The Hippodrome, in north-west London, started life just before the First World War as a music hall and after many incarnations today it is a church.
For me in the 1960s it was the place to see plays by the likes of Harold Pinter and Arnold Wesker before their West End-runs – as well as two rock & roll legends.
A Google search has only taken me so far. I think I’ve established the concert took place on December 1st 1964. That would have made me 19 with my sister five years younger. I wasn’t that good a brother so I must have been stood up by a girlfriend to have taken my sister.
Here’s the problem. We both have vivid recollections of Gene Vincent’s set and of Jerry Lee closing the show or rather the management. The curtains opened, he was three chords in to Great Balls of Fire when the first five rows of leather-clad rockers invaded the stage, the curtains closed, and that was that. We beat a hasty retreat.

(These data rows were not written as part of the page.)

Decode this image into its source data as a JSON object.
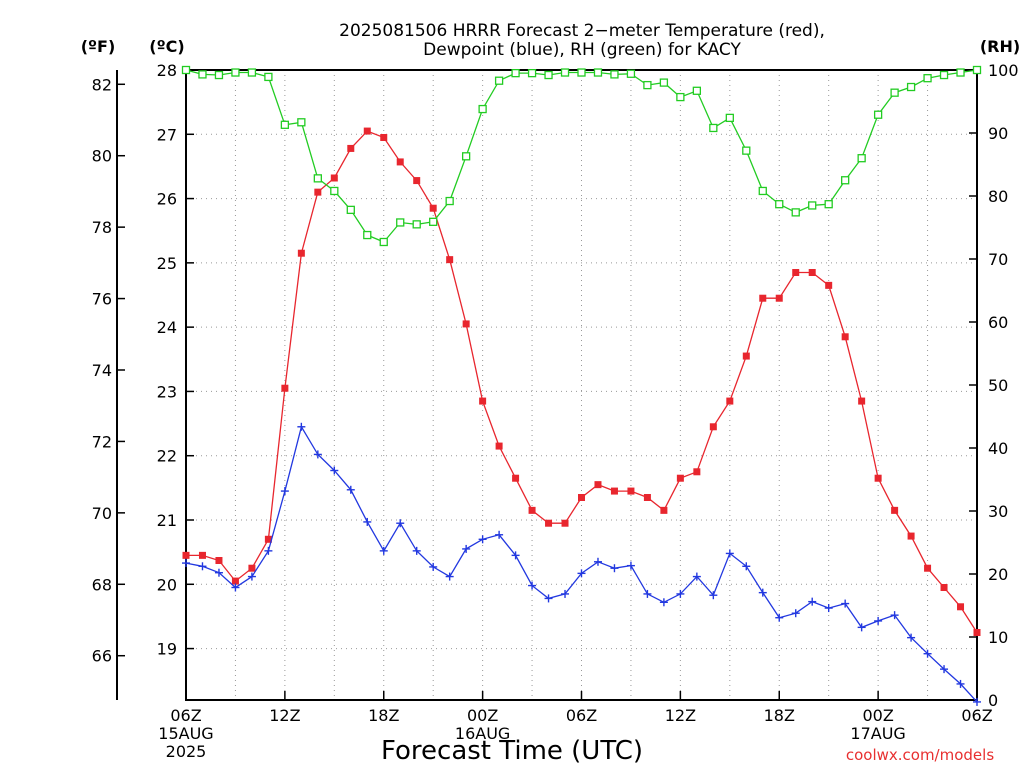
{
  "title_line1": "2025081506 HRRR Forecast 2−meter Temperature (red),",
  "title_line2": "Dewpoint (blue), RH (green) for KACY",
  "unit_f": "(ºF)",
  "unit_c": "(ºC)",
  "unit_rh": "(RH)",
  "xlabel": "Forecast Time (UTC)",
  "credit": "coolwx.com/models",
  "colors": {
    "temp": "#e8262e",
    "dewpoint": "#2238e0",
    "rh": "#22cc22",
    "credit": "#e83030",
    "grid": "#999999"
  },
  "chart_data": {
    "type": "line",
    "x_unit": "forecast hour from 2025-08-15 06Z",
    "x": [
      0,
      1,
      2,
      3,
      4,
      5,
      6,
      7,
      8,
      9,
      10,
      11,
      12,
      13,
      14,
      15,
      16,
      17,
      18,
      19,
      20,
      21,
      22,
      23,
      24,
      25,
      26,
      27,
      28,
      29,
      30,
      31,
      32,
      33,
      34,
      35,
      36,
      37,
      38,
      39,
      40,
      41,
      42,
      43,
      44,
      45,
      46,
      47,
      48
    ],
    "xlim": [
      0,
      48
    ],
    "x_tick_labels": [
      {
        "x": 0,
        "lines": [
          "06Z",
          "15AUG",
          "2025"
        ]
      },
      {
        "x": 6,
        "lines": [
          "12Z"
        ]
      },
      {
        "x": 12,
        "lines": [
          "18Z"
        ]
      },
      {
        "x": 18,
        "lines": [
          "00Z",
          "16AUG"
        ]
      },
      {
        "x": 24,
        "lines": [
          "06Z"
        ]
      },
      {
        "x": 30,
        "lines": [
          "12Z"
        ]
      },
      {
        "x": 36,
        "lines": [
          "18Z"
        ]
      },
      {
        "x": 42,
        "lines": [
          "00Z",
          "17AUG"
        ]
      },
      {
        "x": 48,
        "lines": [
          "06Z"
        ]
      }
    ],
    "y_left_celsius": {
      "label": "(ºC)",
      "lim": [
        18.2,
        28.0
      ],
      "ticks": [
        19,
        20,
        21,
        22,
        23,
        24,
        25,
        26,
        27,
        28
      ]
    },
    "y_left_fahrenheit": {
      "label": "(ºF)",
      "ticks": [
        66,
        68,
        70,
        72,
        74,
        76,
        78,
        80,
        82
      ]
    },
    "y_right_rh": {
      "label": "(RH)",
      "lim": [
        0,
        100
      ],
      "ticks": [
        0,
        10,
        20,
        30,
        40,
        50,
        60,
        70,
        80,
        90,
        100
      ]
    },
    "grid": true,
    "series": [
      {
        "name": "Temperature (red)",
        "axis": "celsius",
        "marker": "filled-square",
        "values": [
          20.45,
          20.45,
          20.37,
          20.05,
          20.25,
          20.7,
          23.05,
          25.15,
          26.1,
          26.32,
          26.78,
          27.05,
          26.95,
          26.57,
          26.28,
          25.85,
          25.05,
          24.05,
          22.85,
          22.15,
          21.65,
          21.15,
          20.95,
          20.95,
          21.35,
          21.55,
          21.45,
          21.45,
          21.35,
          21.15,
          21.65,
          21.75,
          22.45,
          22.85,
          23.55,
          24.45,
          24.45,
          24.85,
          24.85,
          24.65,
          23.85,
          22.85,
          21.65,
          21.15,
          20.75,
          20.25,
          19.95,
          19.65,
          19.25
        ]
      },
      {
        "name": "Dewpoint (blue)",
        "axis": "celsius",
        "marker": "plus",
        "values": [
          20.33,
          20.28,
          20.18,
          19.95,
          20.12,
          20.52,
          21.45,
          22.45,
          22.02,
          21.77,
          21.47,
          20.97,
          20.52,
          20.95,
          20.52,
          20.27,
          20.12,
          20.55,
          20.7,
          20.77,
          20.45,
          19.98,
          19.78,
          19.85,
          20.17,
          20.35,
          20.25,
          20.29,
          19.85,
          19.72,
          19.85,
          20.12,
          19.83,
          20.48,
          20.28,
          19.87,
          19.48,
          19.55,
          19.73,
          19.63,
          19.7,
          19.33,
          19.43,
          19.52,
          19.17,
          18.92,
          18.68,
          18.45,
          18.17
        ]
      },
      {
        "name": "RH (green)",
        "axis": "rh",
        "marker": "open-square",
        "values": [
          100,
          99.3,
          99.2,
          99.6,
          99.6,
          98.9,
          91.3,
          91.7,
          82.8,
          80.8,
          77.8,
          73.8,
          72.7,
          75.8,
          75.5,
          75.9,
          79.2,
          86.3,
          93.8,
          98.3,
          99.5,
          99.5,
          99.2,
          99.6,
          99.6,
          99.6,
          99.3,
          99.4,
          97.6,
          98,
          95.7,
          96.7,
          90.8,
          92.4,
          87.2,
          80.8,
          78.7,
          77.4,
          78.5,
          78.7,
          82.5,
          86,
          92.9,
          96.4,
          97.3,
          98.7,
          99.2,
          99.6,
          100
        ]
      }
    ]
  }
}
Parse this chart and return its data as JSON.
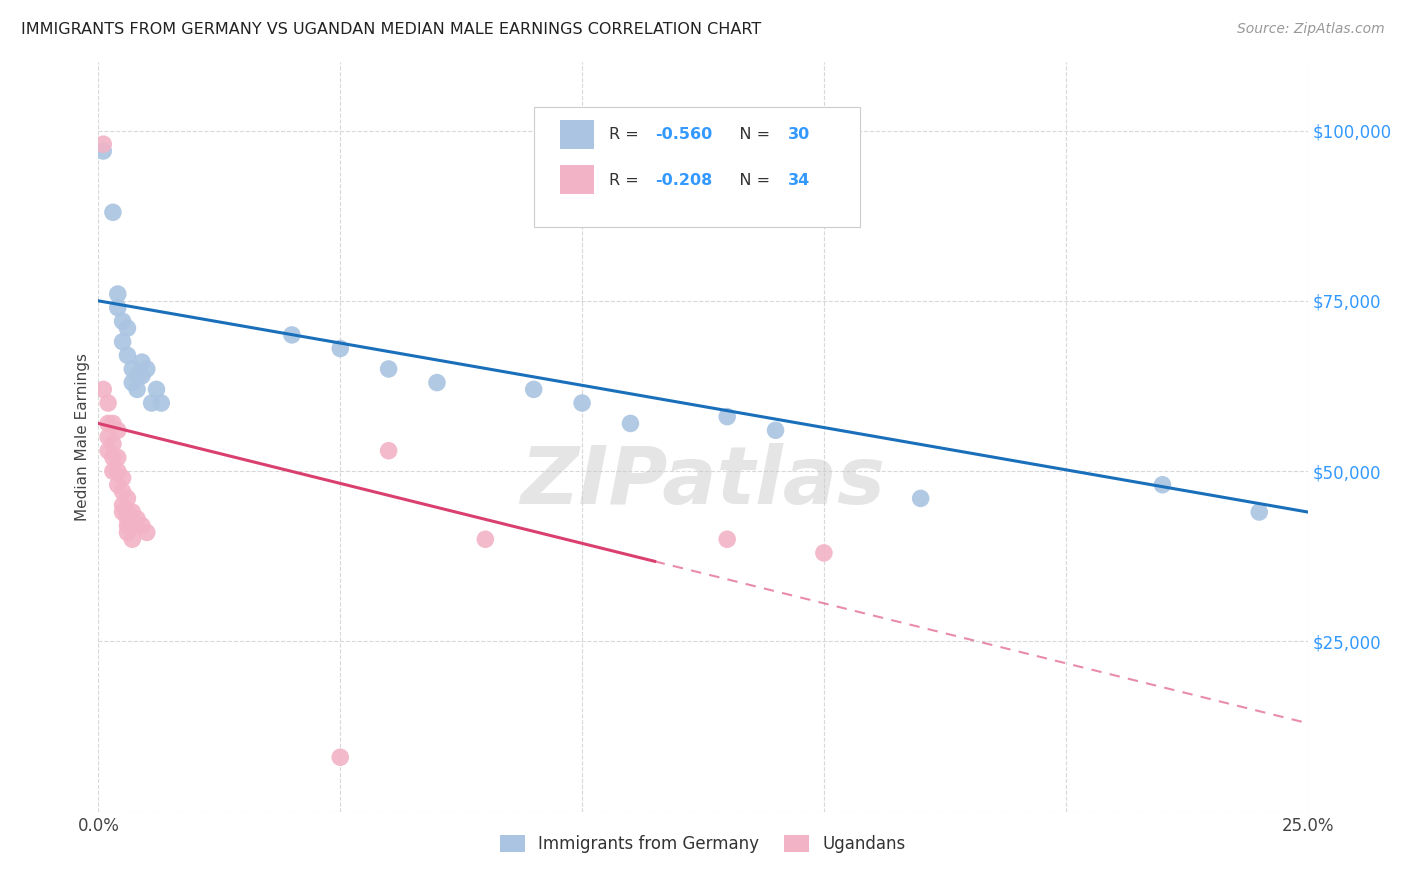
{
  "title": "IMMIGRANTS FROM GERMANY VS UGANDAN MEDIAN MALE EARNINGS CORRELATION CHART",
  "source": "Source: ZipAtlas.com",
  "ylabel": "Median Male Earnings",
  "xlim": [
    0.0,
    0.25
  ],
  "ylim": [
    0,
    110000
  ],
  "yticks": [
    0,
    25000,
    50000,
    75000,
    100000
  ],
  "ytick_labels": [
    "",
    "$25,000",
    "$50,000",
    "$75,000",
    "$100,000"
  ],
  "xticks": [
    0.0,
    0.05,
    0.1,
    0.15,
    0.2,
    0.25
  ],
  "xtick_labels": [
    "0.0%",
    "",
    "",
    "",
    "",
    "25.0%"
  ],
  "background_color": "#ffffff",
  "grid_color": "#d8d8d8",
  "watermark": "ZIPatlas",
  "germany_color": "#aac4e2",
  "germany_line_color": "#1a6fba",
  "germany_R": -0.56,
  "germany_N": 30,
  "germany_scatter": [
    [
      0.001,
      97000
    ],
    [
      0.003,
      88000
    ],
    [
      0.004,
      76000
    ],
    [
      0.004,
      74000
    ],
    [
      0.005,
      72000
    ],
    [
      0.005,
      69000
    ],
    [
      0.006,
      71000
    ],
    [
      0.006,
      67000
    ],
    [
      0.007,
      65000
    ],
    [
      0.007,
      63000
    ],
    [
      0.008,
      64000
    ],
    [
      0.008,
      62000
    ],
    [
      0.009,
      66000
    ],
    [
      0.009,
      64000
    ],
    [
      0.01,
      65000
    ],
    [
      0.011,
      60000
    ],
    [
      0.012,
      62000
    ],
    [
      0.013,
      60000
    ],
    [
      0.04,
      70000
    ],
    [
      0.05,
      68000
    ],
    [
      0.06,
      65000
    ],
    [
      0.07,
      63000
    ],
    [
      0.09,
      62000
    ],
    [
      0.1,
      60000
    ],
    [
      0.11,
      57000
    ],
    [
      0.13,
      58000
    ],
    [
      0.14,
      56000
    ],
    [
      0.17,
      46000
    ],
    [
      0.22,
      48000
    ],
    [
      0.24,
      44000
    ]
  ],
  "germany_line_x": [
    0.0,
    0.25
  ],
  "germany_line_y": [
    75000,
    44000
  ],
  "uganda_color": "#f2b3c6",
  "uganda_line_color": "#d94070",
  "uganda_R": -0.208,
  "uganda_N": 34,
  "uganda_scatter": [
    [
      0.001,
      98000
    ],
    [
      0.001,
      62000
    ],
    [
      0.002,
      60000
    ],
    [
      0.002,
      57000
    ],
    [
      0.002,
      55000
    ],
    [
      0.002,
      53000
    ],
    [
      0.003,
      57000
    ],
    [
      0.003,
      54000
    ],
    [
      0.003,
      52000
    ],
    [
      0.003,
      50000
    ],
    [
      0.004,
      56000
    ],
    [
      0.004,
      52000
    ],
    [
      0.004,
      50000
    ],
    [
      0.004,
      48000
    ],
    [
      0.005,
      49000
    ],
    [
      0.005,
      47000
    ],
    [
      0.005,
      45000
    ],
    [
      0.005,
      44000
    ],
    [
      0.006,
      46000
    ],
    [
      0.006,
      44000
    ],
    [
      0.006,
      43000
    ],
    [
      0.006,
      42000
    ],
    [
      0.006,
      41000
    ],
    [
      0.007,
      44000
    ],
    [
      0.007,
      42000
    ],
    [
      0.007,
      40000
    ],
    [
      0.008,
      43000
    ],
    [
      0.009,
      42000
    ],
    [
      0.01,
      41000
    ],
    [
      0.06,
      53000
    ],
    [
      0.08,
      40000
    ],
    [
      0.13,
      40000
    ],
    [
      0.15,
      38000
    ],
    [
      0.05,
      8000
    ]
  ],
  "uganda_line_x": [
    0.0,
    0.25
  ],
  "uganda_line_y": [
    57000,
    13000
  ],
  "uganda_line_solid_end": 0.115,
  "legend_germany_label_r": "-0.560",
  "legend_germany_label_n": "30",
  "legend_uganda_label_r": "-0.208",
  "legend_uganda_label_n": "34",
  "bottom_legend_germany": "Immigrants from Germany",
  "bottom_legend_uganda": "Ugandans"
}
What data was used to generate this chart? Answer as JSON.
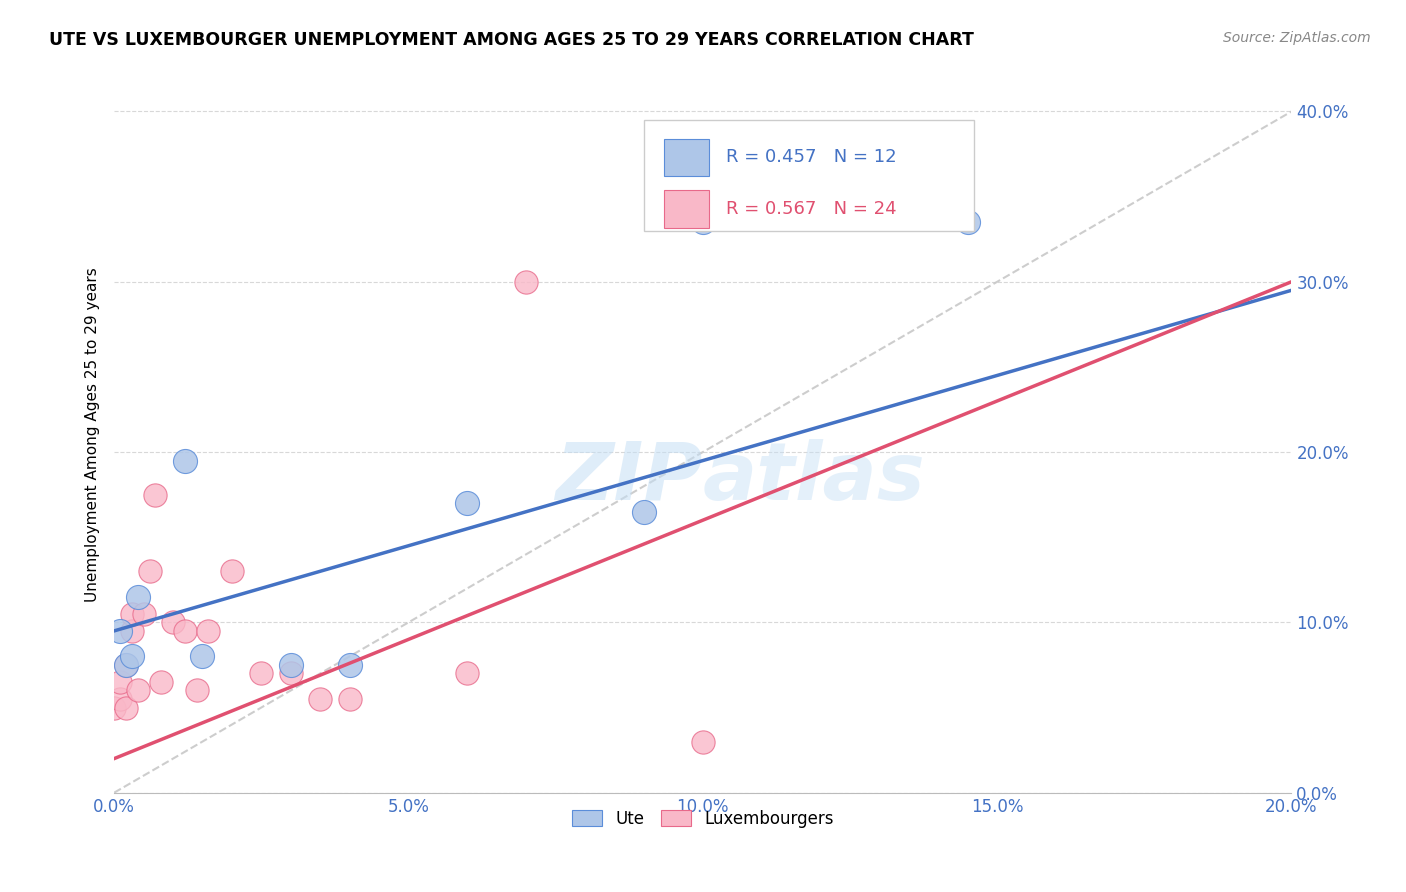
{
  "title": "UTE VS LUXEMBOURGER UNEMPLOYMENT AMONG AGES 25 TO 29 YEARS CORRELATION CHART",
  "source": "Source: ZipAtlas.com",
  "ylabel": "Unemployment Among Ages 25 to 29 years",
  "xlim": [
    0.0,
    0.2
  ],
  "ylim": [
    0.0,
    0.42
  ],
  "xticks": [
    0.0,
    0.05,
    0.1,
    0.15,
    0.2
  ],
  "yticks": [
    0.0,
    0.1,
    0.2,
    0.3,
    0.4
  ],
  "ute_color": "#aec6e8",
  "lux_color": "#f9b8c8",
  "ute_edge_color": "#5b8dd9",
  "lux_edge_color": "#e8698a",
  "ute_line_color": "#4472c4",
  "lux_line_color": "#e05070",
  "diagonal_color": "#c8c8c8",
  "grid_color": "#d8d8d8",
  "ute_R": 0.457,
  "ute_N": 12,
  "lux_R": 0.567,
  "lux_N": 24,
  "ute_points_x": [
    0.001,
    0.002,
    0.003,
    0.004,
    0.012,
    0.015,
    0.03,
    0.04,
    0.06,
    0.09,
    0.1,
    0.145
  ],
  "ute_points_y": [
    0.095,
    0.075,
    0.08,
    0.115,
    0.195,
    0.08,
    0.075,
    0.075,
    0.17,
    0.165,
    0.335,
    0.335
  ],
  "lux_points_x": [
    0.0,
    0.001,
    0.001,
    0.002,
    0.002,
    0.003,
    0.003,
    0.004,
    0.005,
    0.006,
    0.007,
    0.008,
    0.01,
    0.012,
    0.014,
    0.016,
    0.02,
    0.025,
    0.03,
    0.035,
    0.04,
    0.06,
    0.07,
    0.1
  ],
  "lux_points_y": [
    0.05,
    0.055,
    0.065,
    0.05,
    0.075,
    0.095,
    0.105,
    0.06,
    0.105,
    0.13,
    0.175,
    0.065,
    0.1,
    0.095,
    0.06,
    0.095,
    0.13,
    0.07,
    0.07,
    0.055,
    0.055,
    0.07,
    0.3,
    0.03
  ],
  "watermark_line1": "ZIP",
  "watermark_line2": "atlas",
  "legend_R_color": "#4472c4",
  "legend_N_color": "#4472c4",
  "legend_lux_R_color": "#e05070",
  "legend_lux_N_color": "#e05070"
}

If there were other artists on the bill neither of us can remember who they were. A week later, according to a programme website, the two played Birmingham where the Spencer Davis Group were on the same bill with bands called The Plebs, The Londoners, and the Ugly’s. But I don’t know if this was the same tour as the Golders Green outing.
It’s a pity we never got to hear The Killer. According to this review the anger he felt in 1964 from the backlash that followed marrying his barely teenage cousin resulted in some of his best music making. By the time I saw him years later he was still great but pantomime threatened to submerge the rock and roll.